Fátima, 18 jul 2018 (Ecclesia) – O arcebispo português D. José Tolentino Mendonça afirmou hoje que amar “é estar disposto a esperar pelo outro de uma forma incondicional” e a “adotar” a passividade do pai da parábola do Filho Pródigo, numa reflexão em Fátima.

“Há uma passividade que é própria do amor, o amor não é só uma forma de atividade”, disse o orador no Encontro Internacional das Equipas de Nossa Senhora.

A segunda meditação da reunião que termina este sábado centrou-se no versículo da parábola do ‘Filho Pródigo’ onde o «filho partiu para um país distante e dissipou os seus bens».

Para o arcebispo português a frase “desafia a uma revisão de vida” e realçou que é “muito interessante” o pai da história que “não tem reação ativa”.

“Amar é estar disposto a esperar pelo outro de uma forma incondicional.
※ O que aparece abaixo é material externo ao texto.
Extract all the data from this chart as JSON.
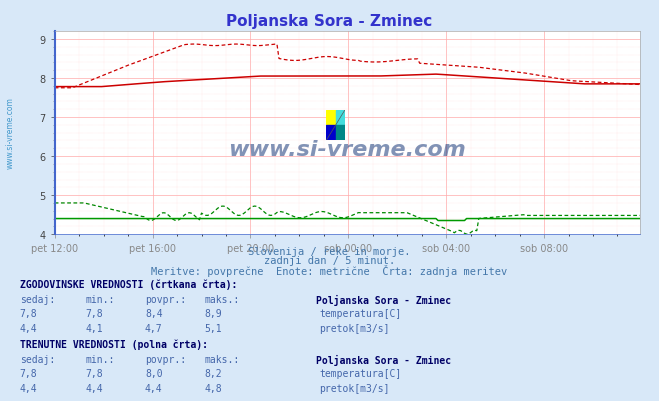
{
  "title": "Poljanska Sora - Zminec",
  "title_color": "#3333cc",
  "background_color": "#d8e8f8",
  "plot_bg_color": "#ffffff",
  "xlabel_color": "#4488cc",
  "ylabel_range": [
    4.0,
    9.2
  ],
  "x_tick_labels": [
    "pet 12:00",
    "pet 16:00",
    "pet 20:00",
    "sob 00:00",
    "sob 04:00",
    "sob 08:00"
  ],
  "x_tick_positions": [
    0,
    48,
    96,
    144,
    192,
    240
  ],
  "total_points": 288,
  "temp_dashed_color": "#cc0000",
  "temp_solid_color": "#cc0000",
  "flow_dashed_color": "#008800",
  "flow_solid_color": "#009900",
  "watermark_text": "www.si-vreme.com",
  "watermark_color": "#1a3a7a",
  "subtitle1": "Slovenija / reke in morje.",
  "subtitle2": "zadnji dan / 5 minut.",
  "subtitle3": "Meritve: povprečne  Enote: metrične  Črta: zadnja meritev",
  "table_header1": "ZGODOVINSKE VREDNOSTI (črtkana črta):",
  "table_header2": "TRENUTNE VREDNOSTI (polna črta):",
  "col_headers": [
    "sedaj:",
    "min.:",
    "povpr.:",
    "maks.:",
    "Poljanska Sora - Zminec"
  ],
  "hist_temp": {
    "sedaj": "7,8",
    "min": "7,8",
    "povpr": "8,4",
    "maks": "8,9",
    "label": "temperatura[C]"
  },
  "hist_flow": {
    "sedaj": "4,4",
    "min": "4,1",
    "povpr": "4,7",
    "maks": "5,1",
    "label": "pretok[m3/s]"
  },
  "curr_temp": {
    "sedaj": "7,8",
    "min": "7,8",
    "povpr": "8,0",
    "maks": "8,2",
    "label": "temperatura[C]"
  },
  "curr_flow": {
    "sedaj": "4,4",
    "min": "4,4",
    "povpr": "4,4",
    "maks": "4,8",
    "label": "pretok[m3/s]"
  },
  "temp_color_box": "#cc0000",
  "flow_color_box": "#00aa00",
  "sidebar_text": "www.si-vreme.com",
  "sidebar_color": "#4499cc",
  "logo_colors": [
    "#ffff00",
    "#00ccff",
    "#0000cc",
    "#006688"
  ]
}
Leve o tempo que levar estou à espera de ti. Amar é adotar aquela passividade do pai da parábola”, salientou na Basílica da Santíssima Trindade.

Segundo D. José Tolentino esta “forma sublime de passividade” não é desinteresse com o bem do outro mas uma forma de “entrar em diálogo com a ferida” que o outro “transporta e que o condiciona”.

“Amar, e amar em casal, em família, é tocar com delicadeza este fundo confuso que habita cada um de nós e procurar iluminá-lo na fé, na caridade”, disse aos cerca de 8300 casais, dos cinco continentes, que estão em Fátima.

Na sua intervenção, explicou que “o ponto firme daquele que ama é, por isso, não desistir” e desejou que os casais “se amparem assim”, sem a “expectativa de pessoas perfeitas”.

Neste contexto, o sacerdote, que acompanha Equipas de Nossa Senhora há 28 anos, observou que “um obstáculo à felicidade” é a procura “idealizada de uma perfeição de catálogo” e não o reconhecimento objetivo de pessoas reais, de carne e osso, “que têm de se encontrar, descobrir e amar”.

D. José Tolentino Mendonça a partir da frase do Evangelho que conduziu a reflexão alertou que “é tão fácil perder de vista o essencial”, afinal, “sem trabalho permanente” de atenção à realidade os casais podem acabar “prisioneiros da rotina”.

“Entregamos a condução da nossa vida a um piloto sonolento e automático e perdemos aos poucos a capacidade de ativar as dimensões profundas do amor”, exemplificou, incentivando a que em casal e família se questionem se não estão “a viver num país distante”.

“Isso acontece, por exemplo, quando relegamos a vida familiar para um segundo plano nas nossas prioridades; Temos de questionar-nos se nos empenhamos de facto em qualificar a nossa família”, desenvolveu.

O futuro arquivista e bibliotecário da Santa Sé pediu aos casais que sintam o “maravilhoso sacramento” que é o matrimónio como “vocação e missão” que ainda precisam de “descobrir” e que no encontro mundial intitulado ‘Reconciliação, sinal de amor’ são “chamados a renovar”.

Depois das manhãs de reflexão, todas as tardes, até sexta-feira, os casais dividem-se em quatro grupos e participam em diferentes atividades onde se destaca o musical ‘A Caminho’, no Centro Pastoral Paulo VI.

Esta quinta-feira de manhã vão participar na iniciativa ‘O dever de sentar’, que vai preencher a esplanada de oração do Santuário de Fátima, e à noite, por exemplo, está programada uma vigília na Basílica de Nossa Senhora do Rosário.

O programa ‘Ecclesia’ na Antena 1, da RDP, está semana no contexto do Encontro Internacional das Equipas de Nossa Senhora transmite o testemunho de vários casais, às 22h45, até sexta-feira, 20 de julho, que ficam disponíveis no sítio online da Agência ECCLESIA.